Studio B, 39A East Philadelphia Avenue in Boyertown, PA, is pleased to announce the opening of “Muse,” the studio’s fourth annual show and book release combining literary and visual art.
The exhibit opens February 17, 2017, with a reception from 5:00 p.m.-8:00 p.m. and runs until March 12, 2017.
The exhibit and book will showcase the writers’ and artists’ source(s) of inspiration. People, places, things, ideas…and words are subjects of the prose and poetry and rendered visually by the artists.
Prizes to visual artists will be awarded on Friday night. “The challenge to our visual artists was to represent visually a person, place, or thing that had inspired their art,” explained Jane Stahl, Studio B’s Director of Community Relations. Lesley and Robert Misko, both long-time public school educators, will serve for the third year as jurors for the exhibit’s prizes. The Miskos have again offered the funding for the awards.
A booklet of prose, poetry, and illustrations edited by Stahl and designed by Susan Biebuyck, gallery director, featuring the work of local writers and artists, will be offered for sale in addition to the fine art exhibited in the gallery.
The theme for the exhibit came from the words of Mother Teresa that introduced a writing assignment Stahl gave to her high school sophomores during her teaching career: “We can do no great things, but we can do small things with great love.”

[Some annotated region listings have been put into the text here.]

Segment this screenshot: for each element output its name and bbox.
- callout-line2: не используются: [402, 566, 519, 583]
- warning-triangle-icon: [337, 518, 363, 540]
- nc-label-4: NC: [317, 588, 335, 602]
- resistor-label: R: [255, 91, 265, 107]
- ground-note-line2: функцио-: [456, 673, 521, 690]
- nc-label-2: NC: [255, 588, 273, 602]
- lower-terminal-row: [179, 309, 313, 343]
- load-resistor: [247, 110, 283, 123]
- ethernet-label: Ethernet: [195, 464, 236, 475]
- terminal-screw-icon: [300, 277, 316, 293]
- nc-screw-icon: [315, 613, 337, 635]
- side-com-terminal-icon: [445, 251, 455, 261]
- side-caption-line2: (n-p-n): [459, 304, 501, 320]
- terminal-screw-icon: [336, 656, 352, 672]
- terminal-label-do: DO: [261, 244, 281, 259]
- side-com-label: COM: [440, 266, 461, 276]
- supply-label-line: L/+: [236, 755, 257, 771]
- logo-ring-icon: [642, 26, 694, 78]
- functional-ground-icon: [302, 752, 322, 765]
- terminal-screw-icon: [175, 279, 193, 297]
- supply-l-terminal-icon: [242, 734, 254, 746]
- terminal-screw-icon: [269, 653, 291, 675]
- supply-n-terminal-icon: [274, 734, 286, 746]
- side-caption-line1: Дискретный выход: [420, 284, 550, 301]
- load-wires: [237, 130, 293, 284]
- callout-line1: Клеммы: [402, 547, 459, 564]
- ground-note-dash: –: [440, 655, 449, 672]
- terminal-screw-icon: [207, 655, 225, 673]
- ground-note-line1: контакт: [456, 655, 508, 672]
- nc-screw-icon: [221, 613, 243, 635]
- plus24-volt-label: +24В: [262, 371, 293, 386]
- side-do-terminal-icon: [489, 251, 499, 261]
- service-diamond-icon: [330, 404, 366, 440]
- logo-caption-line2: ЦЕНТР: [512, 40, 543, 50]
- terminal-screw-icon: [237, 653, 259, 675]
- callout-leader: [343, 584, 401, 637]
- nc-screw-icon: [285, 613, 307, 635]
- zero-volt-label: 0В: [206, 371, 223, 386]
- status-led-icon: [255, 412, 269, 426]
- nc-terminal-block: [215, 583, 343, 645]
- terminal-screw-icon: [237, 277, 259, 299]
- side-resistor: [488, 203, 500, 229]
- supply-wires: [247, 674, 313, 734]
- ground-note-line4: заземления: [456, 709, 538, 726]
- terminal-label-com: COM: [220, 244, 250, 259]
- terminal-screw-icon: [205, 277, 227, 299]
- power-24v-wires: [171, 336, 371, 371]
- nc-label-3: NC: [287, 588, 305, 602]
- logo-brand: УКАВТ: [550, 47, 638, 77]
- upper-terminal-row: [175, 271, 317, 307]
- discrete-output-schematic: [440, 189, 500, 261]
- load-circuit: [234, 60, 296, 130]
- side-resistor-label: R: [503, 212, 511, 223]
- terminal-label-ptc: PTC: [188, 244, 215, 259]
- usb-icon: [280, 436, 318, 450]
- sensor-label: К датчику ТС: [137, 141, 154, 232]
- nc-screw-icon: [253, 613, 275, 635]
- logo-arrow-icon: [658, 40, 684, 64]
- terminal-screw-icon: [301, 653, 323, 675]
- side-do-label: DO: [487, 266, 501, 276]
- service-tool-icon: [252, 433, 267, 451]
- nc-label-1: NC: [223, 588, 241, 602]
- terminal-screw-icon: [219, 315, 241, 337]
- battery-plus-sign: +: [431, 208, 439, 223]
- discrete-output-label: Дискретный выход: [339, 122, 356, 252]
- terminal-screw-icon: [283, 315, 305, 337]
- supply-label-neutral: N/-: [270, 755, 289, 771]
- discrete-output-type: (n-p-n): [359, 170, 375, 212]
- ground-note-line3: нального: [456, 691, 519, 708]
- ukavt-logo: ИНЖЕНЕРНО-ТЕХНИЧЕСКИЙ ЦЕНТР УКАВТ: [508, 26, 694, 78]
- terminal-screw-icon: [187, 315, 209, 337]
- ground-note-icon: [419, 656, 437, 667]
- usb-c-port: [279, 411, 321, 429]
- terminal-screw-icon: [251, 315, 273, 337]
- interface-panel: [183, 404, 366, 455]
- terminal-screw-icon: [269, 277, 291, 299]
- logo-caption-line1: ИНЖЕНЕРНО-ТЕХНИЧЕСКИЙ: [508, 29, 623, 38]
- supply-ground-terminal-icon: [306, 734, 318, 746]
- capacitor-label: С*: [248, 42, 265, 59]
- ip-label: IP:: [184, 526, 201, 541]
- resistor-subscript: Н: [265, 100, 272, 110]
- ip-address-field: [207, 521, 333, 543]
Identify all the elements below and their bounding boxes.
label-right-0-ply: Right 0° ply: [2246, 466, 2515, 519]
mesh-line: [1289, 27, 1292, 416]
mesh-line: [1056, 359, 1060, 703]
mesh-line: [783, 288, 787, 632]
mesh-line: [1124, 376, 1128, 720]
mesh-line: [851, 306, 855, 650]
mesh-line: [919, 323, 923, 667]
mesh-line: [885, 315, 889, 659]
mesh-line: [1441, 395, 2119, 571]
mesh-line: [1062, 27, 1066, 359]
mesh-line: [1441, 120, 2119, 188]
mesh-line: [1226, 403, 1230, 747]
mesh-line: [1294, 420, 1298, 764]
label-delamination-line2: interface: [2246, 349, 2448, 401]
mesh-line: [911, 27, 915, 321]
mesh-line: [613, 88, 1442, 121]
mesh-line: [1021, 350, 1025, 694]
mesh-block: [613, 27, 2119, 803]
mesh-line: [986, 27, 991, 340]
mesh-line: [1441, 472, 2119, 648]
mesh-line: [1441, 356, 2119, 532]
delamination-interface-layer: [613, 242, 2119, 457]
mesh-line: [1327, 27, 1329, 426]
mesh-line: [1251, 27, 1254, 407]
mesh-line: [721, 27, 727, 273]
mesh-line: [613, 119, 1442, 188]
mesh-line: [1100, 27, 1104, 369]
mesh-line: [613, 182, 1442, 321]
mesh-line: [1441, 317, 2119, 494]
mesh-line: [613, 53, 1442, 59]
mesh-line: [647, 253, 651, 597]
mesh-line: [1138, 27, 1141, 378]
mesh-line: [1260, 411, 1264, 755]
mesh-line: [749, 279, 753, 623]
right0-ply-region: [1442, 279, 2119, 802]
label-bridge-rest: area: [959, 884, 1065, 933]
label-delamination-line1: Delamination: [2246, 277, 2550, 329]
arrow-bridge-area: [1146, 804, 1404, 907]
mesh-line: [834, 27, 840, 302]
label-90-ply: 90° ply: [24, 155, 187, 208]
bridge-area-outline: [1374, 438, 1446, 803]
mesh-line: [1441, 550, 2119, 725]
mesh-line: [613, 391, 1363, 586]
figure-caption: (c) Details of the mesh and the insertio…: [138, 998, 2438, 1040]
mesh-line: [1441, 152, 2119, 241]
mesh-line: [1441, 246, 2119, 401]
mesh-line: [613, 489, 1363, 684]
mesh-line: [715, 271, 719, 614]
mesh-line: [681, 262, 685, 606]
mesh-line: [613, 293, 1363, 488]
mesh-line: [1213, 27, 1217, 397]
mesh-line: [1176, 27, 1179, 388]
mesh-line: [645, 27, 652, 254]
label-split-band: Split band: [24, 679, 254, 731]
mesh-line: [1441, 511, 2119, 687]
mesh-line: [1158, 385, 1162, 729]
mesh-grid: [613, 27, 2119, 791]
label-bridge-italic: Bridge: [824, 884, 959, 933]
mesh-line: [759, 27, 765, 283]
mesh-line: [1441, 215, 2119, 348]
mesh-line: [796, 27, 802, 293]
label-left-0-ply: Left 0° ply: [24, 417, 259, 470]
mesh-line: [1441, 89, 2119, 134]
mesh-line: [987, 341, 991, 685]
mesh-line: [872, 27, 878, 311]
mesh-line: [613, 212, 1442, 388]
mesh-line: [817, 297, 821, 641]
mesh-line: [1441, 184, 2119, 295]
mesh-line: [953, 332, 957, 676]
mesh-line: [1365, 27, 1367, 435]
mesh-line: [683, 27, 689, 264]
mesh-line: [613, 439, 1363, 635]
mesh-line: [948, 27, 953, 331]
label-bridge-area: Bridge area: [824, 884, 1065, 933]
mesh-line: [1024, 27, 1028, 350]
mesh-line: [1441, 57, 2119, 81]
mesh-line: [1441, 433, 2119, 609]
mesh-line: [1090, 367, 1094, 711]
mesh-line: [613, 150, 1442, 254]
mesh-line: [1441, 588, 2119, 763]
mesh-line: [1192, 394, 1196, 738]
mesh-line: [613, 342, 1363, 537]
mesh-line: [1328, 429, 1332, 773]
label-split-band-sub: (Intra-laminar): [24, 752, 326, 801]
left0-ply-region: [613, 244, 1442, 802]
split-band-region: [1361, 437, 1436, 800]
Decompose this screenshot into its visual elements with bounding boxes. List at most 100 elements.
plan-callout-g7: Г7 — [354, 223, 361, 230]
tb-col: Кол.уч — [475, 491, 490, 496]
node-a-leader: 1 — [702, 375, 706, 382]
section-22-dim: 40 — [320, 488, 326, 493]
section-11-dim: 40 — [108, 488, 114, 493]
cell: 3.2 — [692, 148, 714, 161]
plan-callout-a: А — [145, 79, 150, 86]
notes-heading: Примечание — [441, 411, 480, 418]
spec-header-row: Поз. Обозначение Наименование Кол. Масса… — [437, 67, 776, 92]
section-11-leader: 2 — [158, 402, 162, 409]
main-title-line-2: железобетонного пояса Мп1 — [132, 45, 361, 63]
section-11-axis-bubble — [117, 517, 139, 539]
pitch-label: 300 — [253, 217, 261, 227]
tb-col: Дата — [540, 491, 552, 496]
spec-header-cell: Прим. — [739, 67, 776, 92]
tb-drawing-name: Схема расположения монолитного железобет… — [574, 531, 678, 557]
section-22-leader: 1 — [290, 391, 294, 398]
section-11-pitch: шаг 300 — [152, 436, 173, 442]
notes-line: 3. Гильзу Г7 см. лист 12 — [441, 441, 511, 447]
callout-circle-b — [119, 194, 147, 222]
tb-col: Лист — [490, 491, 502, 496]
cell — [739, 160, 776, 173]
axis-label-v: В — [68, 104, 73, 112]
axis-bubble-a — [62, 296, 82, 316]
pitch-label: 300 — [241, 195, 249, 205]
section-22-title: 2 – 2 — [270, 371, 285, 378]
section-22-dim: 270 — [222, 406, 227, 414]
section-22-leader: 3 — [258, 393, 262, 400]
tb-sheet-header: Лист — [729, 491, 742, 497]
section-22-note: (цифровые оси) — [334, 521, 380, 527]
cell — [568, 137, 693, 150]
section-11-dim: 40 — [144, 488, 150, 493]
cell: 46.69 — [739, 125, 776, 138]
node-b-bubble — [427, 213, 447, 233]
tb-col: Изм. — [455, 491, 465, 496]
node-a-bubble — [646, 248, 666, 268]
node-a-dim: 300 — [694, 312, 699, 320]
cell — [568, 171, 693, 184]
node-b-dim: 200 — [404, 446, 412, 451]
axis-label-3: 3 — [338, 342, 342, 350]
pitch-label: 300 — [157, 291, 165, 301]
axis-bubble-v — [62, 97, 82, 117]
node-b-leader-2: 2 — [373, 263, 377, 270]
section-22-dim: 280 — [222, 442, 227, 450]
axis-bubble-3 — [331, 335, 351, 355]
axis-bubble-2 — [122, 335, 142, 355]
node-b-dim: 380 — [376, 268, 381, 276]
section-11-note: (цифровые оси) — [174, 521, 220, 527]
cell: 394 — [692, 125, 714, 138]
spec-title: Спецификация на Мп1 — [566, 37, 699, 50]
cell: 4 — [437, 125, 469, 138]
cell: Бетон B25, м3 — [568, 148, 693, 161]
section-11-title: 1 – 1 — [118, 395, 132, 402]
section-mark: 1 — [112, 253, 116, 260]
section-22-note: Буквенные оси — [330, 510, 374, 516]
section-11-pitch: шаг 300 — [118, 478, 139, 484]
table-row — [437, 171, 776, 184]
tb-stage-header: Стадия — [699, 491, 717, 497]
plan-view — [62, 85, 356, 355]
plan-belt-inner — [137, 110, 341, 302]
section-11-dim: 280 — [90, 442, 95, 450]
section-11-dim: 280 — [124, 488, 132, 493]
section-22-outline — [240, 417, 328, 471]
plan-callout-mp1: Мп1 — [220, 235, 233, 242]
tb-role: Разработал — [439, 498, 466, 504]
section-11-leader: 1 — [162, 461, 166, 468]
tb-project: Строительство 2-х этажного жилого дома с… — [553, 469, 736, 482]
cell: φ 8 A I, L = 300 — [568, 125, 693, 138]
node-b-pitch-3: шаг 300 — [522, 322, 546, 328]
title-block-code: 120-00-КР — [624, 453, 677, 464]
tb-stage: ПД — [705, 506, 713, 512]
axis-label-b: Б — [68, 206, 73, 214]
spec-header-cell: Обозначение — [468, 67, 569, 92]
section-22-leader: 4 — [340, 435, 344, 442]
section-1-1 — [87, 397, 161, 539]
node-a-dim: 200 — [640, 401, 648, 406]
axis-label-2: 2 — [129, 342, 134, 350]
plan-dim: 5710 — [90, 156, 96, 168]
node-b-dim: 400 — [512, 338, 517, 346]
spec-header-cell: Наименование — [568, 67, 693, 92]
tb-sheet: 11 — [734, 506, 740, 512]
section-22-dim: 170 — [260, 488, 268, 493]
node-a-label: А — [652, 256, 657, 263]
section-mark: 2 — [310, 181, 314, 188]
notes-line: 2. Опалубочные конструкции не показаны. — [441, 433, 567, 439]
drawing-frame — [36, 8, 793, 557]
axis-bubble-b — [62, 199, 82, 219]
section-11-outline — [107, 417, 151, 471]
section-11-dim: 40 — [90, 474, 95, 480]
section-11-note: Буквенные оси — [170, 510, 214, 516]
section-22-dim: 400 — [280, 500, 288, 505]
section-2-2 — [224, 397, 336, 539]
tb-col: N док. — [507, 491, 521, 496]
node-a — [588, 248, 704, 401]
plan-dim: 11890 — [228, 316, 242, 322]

“I suggested that words are small things, but the right words, at the right moment have power to inspire or degrade, heal or wound, champion or discourage. Words can transform our lives and the lives of others,” explained Stahl.
“The original intent was for our area’s writers to share stories from their lives of words that had inspired them as exemplified in Marlo Thomas’s book entitled The Right Words at the Right Time or inRobert Fulghum’s book entitled Words I Wish I Wrote, a collection of words and phrases that he loved.
“I thought some might recall their mother’s words at a turning point in their lives, words that clarified a decision, offered comfort, or provided some understanding. Perhaps they’d recall a line of poetry, a slogan from an advertisement or song lyric that had resonated with them,” she added.
“My hope was that, in sharing the stories of how words had influenced their lives, my students would realize their own power through the use of well-chosen words—words with the power to be a supporting actor in someone else’s life story—words that gave someone else’s life story a happy ending or the encouragement to ‘carry on.’
“Thomas’ book contained revelations from celebrated men and women of our time who shared a moment when words changed their lives. I imagined that they might recall advice like my father often gave me to inspire my courage and that they might share how those words affected their lives. ‘Give ‘em hell, Kiddo!’ was his favorite send-off,” Stahl continued. “My dad’s words carried me through many anxious vocal and athletic performances.”
“Fulgum’s book is a collection of words and phrases that he loved. I found many of my own favorites among his,” offered Stahl.
“Yet, things don’t always turn out as we’ve planned. A number of our local writers preferred the visual artist’s challenge and shared through their words what people, places, things, ideas—and sometimes words—had inspired their lives,” she added.
“Our writers and visual artists have offered a diversity of inspirations and have created a happy change to the original plan! I think you will agree and be inspired as well!” Stahl concluded.